Silje Nes: Opticks
Silje Nes, who grew up in the tiny town of Leikanger, in Sognefjord, Norway, home-recorded her follow-up to the 2008 debut album Ames Room in Berlin over an eighteen-month time period. She initially adopted a more random and spontaneous modus operandi when she started making music in 2001 using four-track demo software and laptop for gear. Enticed by the many possible directions that could be pursued, she used whatever materials she had at hand (guitars, synth, cello, drum kit, laptop, loop pedals) in constructing her vignettes and gradually her singing worked its way into the mix too. Opticks (the title a reference to Isaac Newton's 1704 book) finds her bringing a tighter focus to songs that are more structured, melodic, and richer in instrumental detail than those on the previous album. As the new material again features vocals, guitars, and drums but also viola, bass, xylophone, electronics, keyboards, concertina, flute, trumpet, and percussion, rich webs of sound result in songs that rarely extend beyond a four-minute duration.

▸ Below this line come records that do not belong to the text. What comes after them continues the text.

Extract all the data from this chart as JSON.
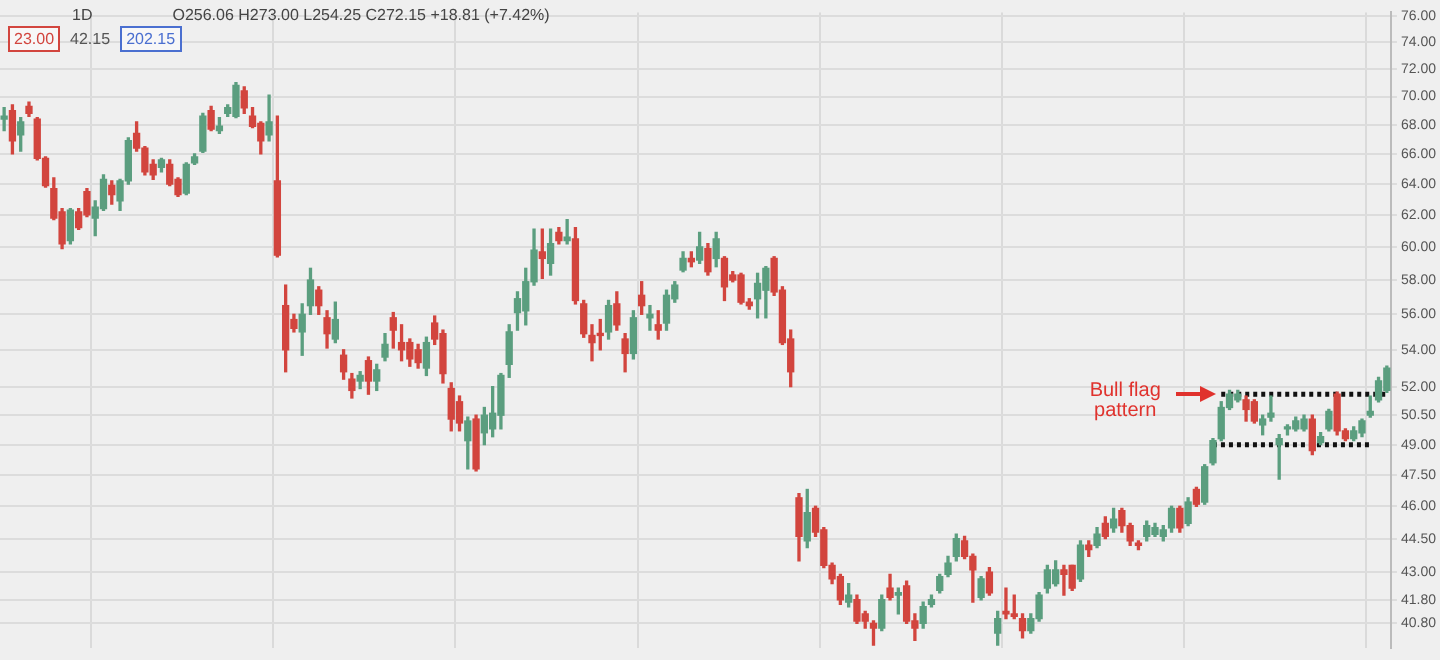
{
  "chart_data": {
    "type": "candlestick",
    "annotations": [
      "1D",
      "O256.06 H273.00 L254.25 C272.15 +18.81 (+7.42%)",
      "23.00",
      "42.15",
      "202.15",
      "Bull flag pattern"
    ],
    "categories": [
      null,
      null,
      null,
      null,
      null,
      null,
      null,
      null,
      null,
      null,
      null,
      null,
      null,
      null,
      null,
      null,
      null,
      null,
      null,
      null,
      null,
      null,
      null,
      null,
      null,
      null,
      null,
      null,
      null,
      null,
      null,
      null,
      null,
      null,
      null,
      null,
      null,
      null,
      null,
      null,
      null,
      null,
      null,
      null,
      null,
      null,
      null,
      null,
      null,
      null,
      null,
      null,
      null,
      null,
      null,
      null,
      null,
      null,
      null,
      null,
      null,
      null,
      null,
      null,
      null,
      null,
      null,
      null,
      null,
      null,
      null,
      null,
      null,
      null,
      null,
      null,
      null,
      null,
      null,
      null,
      null,
      null,
      null,
      null,
      null,
      null,
      null,
      null,
      null,
      null,
      null,
      null,
      null,
      null,
      null,
      null,
      null,
      null,
      null,
      null,
      null,
      null,
      null,
      null,
      null,
      null,
      null,
      null,
      null,
      null,
      null,
      null,
      null,
      null,
      null,
      null,
      null,
      null,
      null,
      null,
      null,
      null,
      null,
      null,
      null,
      null,
      null,
      null,
      null,
      null,
      null,
      null,
      null,
      null,
      null,
      null,
      null,
      null,
      null,
      null,
      null,
      null,
      null,
      null,
      null,
      null,
      null,
      null,
      null,
      null,
      null,
      null,
      null,
      null,
      null,
      null,
      null,
      null,
      null,
      null,
      null,
      null,
      null,
      null,
      null,
      null,
      null,
      null
    ],
    "ohlc": [
      [
        68.4,
        69.2,
        67.6,
        68.6
      ],
      [
        69.0,
        69.4,
        66.0,
        66.9
      ],
      [
        67.3,
        68.5,
        66.2,
        68.2
      ],
      [
        69.3,
        69.6,
        68.6,
        68.8
      ],
      [
        68.4,
        68.5,
        65.6,
        65.7
      ],
      [
        65.7,
        65.8,
        63.8,
        63.9
      ],
      [
        63.7,
        64.4,
        61.7,
        61.8
      ],
      [
        62.2,
        62.4,
        59.9,
        60.2
      ],
      [
        60.4,
        62.4,
        60.2,
        62.3
      ],
      [
        62.2,
        62.4,
        61.1,
        61.2
      ],
      [
        63.5,
        63.7,
        61.9,
        62.0
      ],
      [
        61.8,
        62.9,
        60.7,
        62.5
      ],
      [
        62.4,
        64.6,
        62.3,
        64.3
      ],
      [
        63.9,
        64.2,
        62.7,
        63.3
      ],
      [
        62.9,
        64.3,
        62.3,
        64.2
      ],
      [
        64.2,
        67.1,
        64.0,
        66.9
      ],
      [
        67.4,
        68.2,
        66.2,
        66.4
      ],
      [
        66.4,
        66.5,
        64.6,
        64.8
      ],
      [
        65.3,
        65.6,
        64.3,
        64.6
      ],
      [
        65.1,
        65.7,
        64.8,
        65.6
      ],
      [
        65.3,
        65.6,
        63.9,
        64.0
      ],
      [
        64.3,
        64.4,
        63.2,
        63.3
      ],
      [
        63.4,
        65.4,
        63.3,
        65.3
      ],
      [
        65.4,
        66.0,
        65.3,
        65.8
      ],
      [
        66.2,
        68.8,
        66.1,
        68.6
      ],
      [
        69.0,
        69.3,
        67.6,
        67.7
      ],
      [
        67.6,
        68.5,
        67.4,
        67.9
      ],
      [
        68.8,
        69.4,
        68.6,
        69.2
      ],
      [
        68.6,
        71.0,
        68.5,
        70.8
      ],
      [
        70.4,
        70.7,
        68.8,
        69.2
      ],
      [
        68.6,
        69.2,
        67.8,
        67.9
      ],
      [
        68.1,
        68.2,
        66.0,
        66.9
      ],
      [
        67.3,
        70.1,
        66.9,
        68.2
      ],
      [
        64.2,
        68.6,
        59.4,
        59.5
      ],
      [
        56.5,
        57.7,
        52.8,
        54.0
      ],
      [
        55.7,
        56.0,
        55.0,
        55.2
      ],
      [
        55.0,
        56.6,
        53.7,
        56.0
      ],
      [
        56.5,
        58.7,
        56.0,
        58.0
      ],
      [
        57.4,
        57.6,
        56.0,
        56.5
      ],
      [
        55.8,
        56.2,
        54.1,
        54.9
      ],
      [
        54.6,
        56.7,
        54.4,
        55.7
      ],
      [
        53.7,
        54.0,
        52.4,
        52.8
      ],
      [
        52.4,
        52.7,
        51.4,
        51.8
      ],
      [
        52.3,
        52.8,
        51.9,
        52.6
      ],
      [
        53.4,
        53.6,
        51.6,
        52.3
      ],
      [
        52.3,
        53.2,
        51.8,
        52.9
      ],
      [
        53.6,
        54.9,
        53.4,
        54.3
      ],
      [
        55.8,
        56.1,
        54.1,
        55.1
      ],
      [
        54.4,
        55.4,
        53.4,
        54.0
      ],
      [
        54.4,
        54.6,
        53.1,
        53.5
      ],
      [
        54.0,
        54.3,
        53.0,
        53.3
      ],
      [
        53.0,
        54.7,
        52.6,
        54.4
      ],
      [
        55.5,
        55.9,
        54.3,
        54.6
      ],
      [
        54.9,
        55.1,
        52.2,
        52.7
      ],
      [
        51.9,
        52.2,
        49.7,
        50.3
      ],
      [
        51.2,
        51.5,
        49.7,
        50.1
      ],
      [
        49.2,
        50.4,
        47.8,
        50.2
      ],
      [
        50.3,
        50.5,
        47.7,
        47.8
      ],
      [
        49.6,
        50.9,
        49.0,
        50.5
      ],
      [
        49.8,
        52.0,
        49.4,
        50.6
      ],
      [
        50.5,
        52.7,
        49.8,
        52.6
      ],
      [
        53.2,
        55.4,
        52.5,
        55.0
      ],
      [
        56.1,
        57.3,
        55.1,
        56.9
      ],
      [
        56.2,
        58.7,
        55.4,
        57.9
      ],
      [
        57.9,
        61.1,
        57.7,
        59.8
      ],
      [
        59.7,
        61.1,
        58.1,
        59.3
      ],
      [
        59.0,
        61.1,
        58.3,
        60.2
      ],
      [
        60.9,
        61.2,
        60.2,
        60.4
      ],
      [
        60.4,
        61.7,
        60.2,
        60.6
      ],
      [
        60.5,
        61.2,
        56.6,
        56.8
      ],
      [
        56.6,
        56.8,
        54.7,
        54.9
      ],
      [
        54.8,
        55.4,
        53.4,
        54.4
      ],
      [
        54.9,
        55.7,
        54.0,
        54.8
      ],
      [
        55.0,
        56.8,
        54.6,
        56.5
      ],
      [
        56.6,
        57.3,
        55.1,
        55.4
      ],
      [
        54.6,
        54.9,
        52.8,
        53.8
      ],
      [
        53.8,
        56.2,
        53.5,
        55.8
      ],
      [
        57.1,
        57.9,
        56.0,
        56.5
      ],
      [
        55.8,
        56.5,
        55.1,
        56.0
      ],
      [
        55.4,
        56.2,
        54.6,
        55.1
      ],
      [
        55.5,
        57.4,
        55.1,
        57.1
      ],
      [
        56.9,
        57.9,
        56.7,
        57.7
      ],
      [
        58.6,
        59.7,
        58.5,
        59.3
      ],
      [
        59.3,
        59.7,
        58.8,
        59.1
      ],
      [
        59.2,
        60.9,
        59.0,
        60.0
      ],
      [
        59.9,
        60.2,
        58.3,
        58.5
      ],
      [
        59.3,
        60.9,
        58.8,
        60.5
      ],
      [
        59.3,
        59.4,
        56.8,
        57.6
      ],
      [
        58.3,
        58.5,
        57.9,
        58.0
      ],
      [
        58.3,
        58.4,
        56.6,
        56.7
      ],
      [
        56.7,
        56.9,
        56.3,
        56.5
      ],
      [
        56.9,
        58.4,
        55.8,
        57.8
      ],
      [
        57.4,
        58.8,
        55.8,
        58.7
      ],
      [
        59.3,
        59.4,
        57.1,
        57.3
      ],
      [
        57.4,
        57.6,
        54.3,
        54.4
      ],
      [
        54.6,
        55.1,
        52.0,
        52.8
      ],
      [
        46.4,
        46.6,
        43.5,
        44.6
      ],
      [
        44.4,
        46.8,
        44.1,
        45.7
      ],
      [
        45.9,
        46.0,
        44.6,
        44.8
      ],
      [
        44.9,
        45.0,
        43.2,
        43.3
      ],
      [
        43.3,
        43.4,
        42.5,
        42.7
      ],
      [
        42.8,
        42.9,
        41.6,
        41.8
      ],
      [
        41.7,
        42.5,
        41.5,
        42.0
      ],
      [
        41.8,
        42.0,
        40.8,
        40.9
      ],
      [
        41.2,
        41.3,
        40.6,
        40.9
      ],
      [
        40.8,
        40.9,
        39.9,
        40.6
      ],
      [
        40.6,
        42.0,
        40.5,
        41.8
      ],
      [
        42.3,
        42.9,
        41.8,
        41.9
      ],
      [
        42.0,
        42.3,
        41.2,
        42.1
      ],
      [
        42.4,
        42.6,
        40.8,
        40.9
      ],
      [
        40.9,
        41.2,
        40.1,
        40.6
      ],
      [
        40.8,
        41.7,
        40.6,
        41.5
      ],
      [
        41.6,
        42.0,
        41.5,
        41.8
      ],
      [
        42.2,
        42.9,
        42.1,
        42.8
      ],
      [
        42.9,
        43.7,
        42.8,
        43.4
      ],
      [
        43.7,
        44.7,
        43.5,
        44.5
      ],
      [
        44.4,
        44.6,
        43.6,
        43.7
      ],
      [
        43.7,
        43.8,
        41.7,
        43.1
      ],
      [
        41.9,
        42.8,
        41.8,
        42.7
      ],
      [
        43.0,
        43.2,
        42.0,
        42.1
      ],
      [
        40.4,
        41.3,
        39.9,
        41.0
      ],
      [
        41.3,
        42.3,
        41.0,
        41.2
      ],
      [
        41.2,
        42.0,
        41.0,
        41.1
      ],
      [
        41.0,
        41.2,
        40.2,
        40.5
      ],
      [
        40.5,
        41.2,
        40.4,
        41.0
      ],
      [
        41.0,
        42.1,
        40.9,
        42.0
      ],
      [
        42.3,
        43.3,
        42.1,
        43.1
      ],
      [
        42.5,
        43.5,
        42.4,
        43.1
      ],
      [
        43.1,
        43.3,
        42.0,
        42.9
      ],
      [
        43.3,
        43.3,
        42.2,
        42.3
      ],
      [
        42.7,
        44.4,
        42.6,
        44.2
      ],
      [
        44.2,
        44.4,
        43.7,
        44.0
      ],
      [
        44.2,
        45.0,
        44.1,
        44.7
      ],
      [
        45.2,
        45.5,
        44.5,
        44.6
      ],
      [
        45.0,
        45.9,
        44.8,
        45.4
      ],
      [
        45.8,
        45.9,
        44.8,
        45.1
      ],
      [
        45.1,
        45.2,
        44.2,
        44.4
      ],
      [
        44.3,
        44.4,
        44.0,
        44.2
      ],
      [
        44.6,
        45.3,
        44.4,
        45.1
      ],
      [
        44.7,
        45.2,
        44.6,
        45.0
      ],
      [
        44.6,
        45.1,
        44.4,
        44.9
      ],
      [
        45.0,
        46.0,
        44.8,
        45.9
      ],
      [
        45.9,
        46.0,
        44.8,
        45.0
      ],
      [
        45.2,
        46.4,
        45.1,
        46.2
      ],
      [
        46.8,
        46.9,
        46.0,
        46.1
      ],
      [
        46.2,
        48.0,
        46.1,
        47.9
      ],
      [
        48.1,
        49.3,
        48.0,
        49.2
      ],
      [
        49.3,
        51.2,
        49.2,
        50.9
      ],
      [
        50.9,
        51.8,
        50.8,
        51.6
      ],
      [
        51.3,
        51.8,
        51.2,
        51.6
      ],
      [
        51.3,
        51.5,
        50.2,
        50.8
      ],
      [
        51.2,
        51.3,
        50.1,
        50.2
      ],
      [
        50.0,
        50.5,
        49.5,
        50.3
      ],
      [
        50.4,
        51.5,
        50.2,
        50.6
      ],
      [
        49.0,
        49.5,
        47.3,
        49.3
      ],
      [
        49.8,
        50.0,
        49.5,
        49.9
      ],
      [
        49.8,
        50.4,
        49.7,
        50.2
      ],
      [
        49.8,
        50.5,
        49.7,
        50.3
      ],
      [
        50.3,
        50.5,
        48.5,
        48.7
      ],
      [
        49.1,
        49.6,
        49.0,
        49.4
      ],
      [
        49.8,
        50.8,
        49.7,
        50.7
      ],
      [
        51.6,
        51.7,
        49.5,
        49.7
      ],
      [
        49.7,
        49.8,
        49.2,
        49.3
      ],
      [
        49.3,
        49.9,
        49.2,
        49.7
      ],
      [
        49.6,
        50.3,
        49.4,
        50.2
      ],
      [
        50.5,
        51.5,
        50.4,
        50.7
      ],
      [
        51.3,
        52.5,
        51.2,
        52.3
      ],
      [
        51.8,
        53.1,
        51.7,
        53.0
      ]
    ],
    "colors": [
      "#5b9e7f",
      "#d2453e",
      "#5b9e7f",
      "#d2453e",
      "#d2453e",
      "#d2453e",
      "#d2453e",
      "#d2453e",
      "#5b9e7f",
      "#d2453e",
      "#d2453e",
      "#5b9e7f",
      "#5b9e7f",
      "#d2453e",
      "#5b9e7f",
      "#5b9e7f",
      "#d2453e",
      "#d2453e",
      "#d2453e",
      "#5b9e7f",
      "#d2453e",
      "#d2453e",
      "#5b9e7f",
      "#5b9e7f",
      "#5b9e7f",
      "#d2453e",
      "#5b9e7f",
      "#5b9e7f",
      "#5b9e7f",
      "#d2453e",
      "#d2453e",
      "#d2453e",
      "#5b9e7f",
      "#d2453e",
      "#d2453e",
      "#d2453e",
      "#5b9e7f",
      "#5b9e7f",
      "#d2453e",
      "#d2453e",
      "#5b9e7f",
      "#d2453e",
      "#d2453e",
      "#5b9e7f",
      "#d2453e",
      "#5b9e7f",
      "#5b9e7f",
      "#d2453e",
      "#d2453e",
      "#d2453e",
      "#d2453e",
      "#5b9e7f",
      "#d2453e",
      "#d2453e",
      "#d2453e",
      "#d2453e",
      "#5b9e7f",
      "#d2453e",
      "#5b9e7f",
      "#5b9e7f",
      "#5b9e7f",
      "#5b9e7f",
      "#5b9e7f",
      "#5b9e7f",
      "#5b9e7f",
      "#d2453e",
      "#5b9e7f",
      "#d2453e",
      "#5b9e7f",
      "#d2453e",
      "#d2453e",
      "#d2453e",
      "#d2453e",
      "#5b9e7f",
      "#d2453e",
      "#d2453e",
      "#5b9e7f",
      "#d2453e",
      "#5b9e7f",
      "#d2453e",
      "#5b9e7f",
      "#5b9e7f",
      "#5b9e7f",
      "#d2453e",
      "#5b9e7f",
      "#d2453e",
      "#5b9e7f",
      "#d2453e",
      "#d2453e",
      "#d2453e",
      "#d2453e",
      "#5b9e7f",
      "#5b9e7f",
      "#d2453e",
      "#d2453e",
      "#d2453e",
      "#d2453e",
      "#5b9e7f",
      "#d2453e",
      "#d2453e",
      "#d2453e",
      "#d2453e",
      "#5b9e7f",
      "#d2453e",
      "#d2453e",
      "#d2453e",
      "#5b9e7f",
      "#d2453e",
      "#5b9e7f",
      "#d2453e",
      "#d2453e",
      "#5b9e7f",
      "#5b9e7f",
      "#5b9e7f",
      "#5b9e7f",
      "#5b9e7f",
      "#d2453e",
      "#d2453e",
      "#5b9e7f",
      "#d2453e",
      "#5b9e7f",
      "#d2453e",
      "#d2453e",
      "#d2453e",
      "#5b9e7f",
      "#5b9e7f",
      "#5b9e7f",
      "#5b9e7f",
      "#d2453e",
      "#d2453e",
      "#5b9e7f",
      "#d2453e",
      "#5b9e7f",
      "#d2453e",
      "#5b9e7f",
      "#d2453e",
      "#d2453e",
      "#d2453e",
      "#5b9e7f",
      "#5b9e7f",
      "#5b9e7f",
      "#5b9e7f",
      "#d2453e",
      "#5b9e7f",
      "#d2453e",
      "#5b9e7f",
      "#5b9e7f",
      "#5b9e7f",
      "#5b9e7f",
      "#5b9e7f",
      "#d2453e",
      "#d2453e",
      "#5b9e7f",
      "#5b9e7f",
      "#5b9e7f",
      "#5b9e7f",
      "#5b9e7f",
      "#5b9e7f",
      "#d2453e",
      "#5b9e7f",
      "#5b9e7f",
      "#d2453e",
      "#d2453e",
      "#5b9e7f",
      "#5b9e7f",
      "#5b9e7f",
      "#5b9e7f",
      "#5b9e7f"
    ],
    "series": [
      {
        "type": "line",
        "color": "#111111",
        "values": [
          null,
          null,
          null,
          null,
          null,
          null,
          null,
          null,
          null,
          null,
          null,
          null,
          null,
          null,
          null,
          null,
          null,
          null,
          null,
          null,
          null,
          null,
          null,
          null,
          null,
          null,
          null,
          null,
          null,
          null,
          null,
          null,
          null,
          null,
          null,
          null,
          null,
          null,
          null,
          null,
          null,
          null,
          null,
          null,
          null,
          null,
          null,
          null,
          null,
          null,
          null,
          null,
          null,
          null,
          null,
          null,
          null,
          null,
          null,
          null,
          null,
          null,
          null,
          null,
          null,
          null,
          null,
          null,
          null,
          null,
          null,
          null,
          null,
          null,
          null,
          null,
          null,
          null,
          null,
          null,
          null,
          null,
          null,
          null,
          null,
          null,
          null,
          null,
          null,
          null,
          null,
          null,
          null,
          null,
          null,
          null,
          null,
          null,
          null,
          null,
          null,
          null,
          null,
          null,
          null,
          null,
          null,
          null,
          null,
          null,
          null,
          null,
          null,
          null,
          null,
          null,
          null,
          null,
          null,
          null,
          null,
          null,
          null,
          null,
          null,
          null,
          null,
          null,
          null,
          null,
          null,
          null,
          null,
          null,
          null,
          null,
          null,
          null,
          null,
          null,
          null,
          null,
          null,
          null,
          null,
          null,
          null,
          51.6,
          51.6,
          51.6,
          51.6,
          51.6,
          51.6,
          51.6,
          51.6,
          51.6,
          51.6,
          51.6,
          51.6,
          51.6,
          51.6,
          51.6,
          51.6,
          51.6,
          51.6,
          51.6,
          51.6,
          51.6
        ]
      },
      {
        "type": "line",
        "color": "#111111",
        "values": [
          null,
          null,
          null,
          null,
          null,
          null,
          null,
          null,
          null,
          null,
          null,
          null,
          null,
          null,
          null,
          null,
          null,
          null,
          null,
          null,
          null,
          null,
          null,
          null,
          null,
          null,
          null,
          null,
          null,
          null,
          null,
          null,
          null,
          null,
          null,
          null,
          null,
          null,
          null,
          null,
          null,
          null,
          null,
          null,
          null,
          null,
          null,
          null,
          null,
          null,
          null,
          null,
          null,
          null,
          null,
          null,
          null,
          null,
          null,
          null,
          null,
          null,
          null,
          null,
          null,
          null,
          null,
          null,
          null,
          null,
          null,
          null,
          null,
          null,
          null,
          null,
          null,
          null,
          null,
          null,
          null,
          null,
          null,
          null,
          null,
          null,
          null,
          null,
          null,
          null,
          null,
          null,
          null,
          null,
          null,
          null,
          null,
          null,
          null,
          null,
          null,
          null,
          null,
          null,
          null,
          null,
          null,
          null,
          null,
          null,
          null,
          null,
          null,
          null,
          null,
          null,
          null,
          null,
          null,
          null,
          null,
          null,
          null,
          null,
          null,
          null,
          null,
          null,
          null,
          null,
          null,
          null,
          null,
          null,
          null,
          null,
          null,
          null,
          null,
          null,
          null,
          null,
          null,
          null,
          null,
          null,
          49.0,
          49.0,
          49.0,
          49.0,
          49.0,
          49.0,
          49.0,
          49.0,
          49.0,
          49.0,
          49.0,
          49.0,
          49.0,
          49.0,
          49.0,
          49.0,
          49.0,
          49.0,
          49.0,
          49.0,
          null,
          null
        ]
      }
    ],
    "line_style": "dotted",
    "log": true,
    "ylim": [
      39.8,
      76.3
    ],
    "yticks": [
      {
        "value": 76,
        "label": "76.00"
      },
      {
        "value": 74,
        "label": "74.00"
      },
      {
        "value": 72,
        "label": "72.00"
      },
      {
        "value": 70,
        "label": "70.00"
      },
      {
        "value": 68,
        "label": "68.00"
      },
      {
        "value": 66,
        "label": "66.00"
      },
      {
        "value": 64,
        "label": "64.00"
      },
      {
        "value": 62,
        "label": "62.00"
      },
      {
        "value": 60,
        "label": "60.00"
      },
      {
        "value": 58,
        "label": "58.00"
      },
      {
        "value": 56,
        "label": "56.00"
      },
      {
        "value": 54,
        "label": "54.00"
      },
      {
        "value": 52,
        "label": "52.00"
      },
      {
        "value": 50.5,
        "label": "50.50"
      },
      {
        "value": 49,
        "label": "49.00"
      },
      {
        "value": 47.5,
        "label": "47.50"
      },
      {
        "value": 46,
        "label": "46.00"
      },
      {
        "value": 44.5,
        "label": "44.50"
      },
      {
        "value": 43,
        "label": "43.00"
      },
      {
        "value": 41.8,
        "label": "41.80"
      },
      {
        "value": 40.8,
        "label": "40.80"
      }
    ],
    "grid": true,
    "tick_labels": "y"
  }
}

On songs like “Symmetry of Empty Space” and “Levitation,” her gentle and clear-eyed voice occasionally calls to mind Julee Cruise's, whereas in a few other places one is reminded of Hope Sandoval. Nes's singing and the instrumental settings that she embeds it within are relatively restrained, sometimes so much so that Opticks would make an ideal selection as lullaby music perfect for sending infants off to sleep. Which is not to suggest that there isn't occasional contrast, as shown by “The Grass Harp,” for instance, which kicks up some dust with galloping drum beats and electric guitars before returning to Nes's comfort zone where breathy vocals share the stage with viola and glockenspiel. But generally speaking the album focuses on dreamy folk-pop of the kind heard in “The Card House,” “Crystals,” and the swooning folk shuffle “Branches.”
Yes, her music is gently enchanting and its home-made character heightens the intimacy that her vocalizing already brings to the recording (especially when it's so front and center it feels like she's singing into one's ear) but the presence of a stronger emotional dimension would lend Nes's music more depth. As pretty as it is, her delivery is weakened by that fact that it seldoms strays from its fragile mode, and consequently there's not a lot of variety or dynamic contrast in the singing style. It's during the closing song, “Ruby Red,” that we catch a glimpse of how more affecting her music can be when its emotional potential is explored, even if the song's more powerful impact comes by way of the plaintive viola cry and less her vocalizing.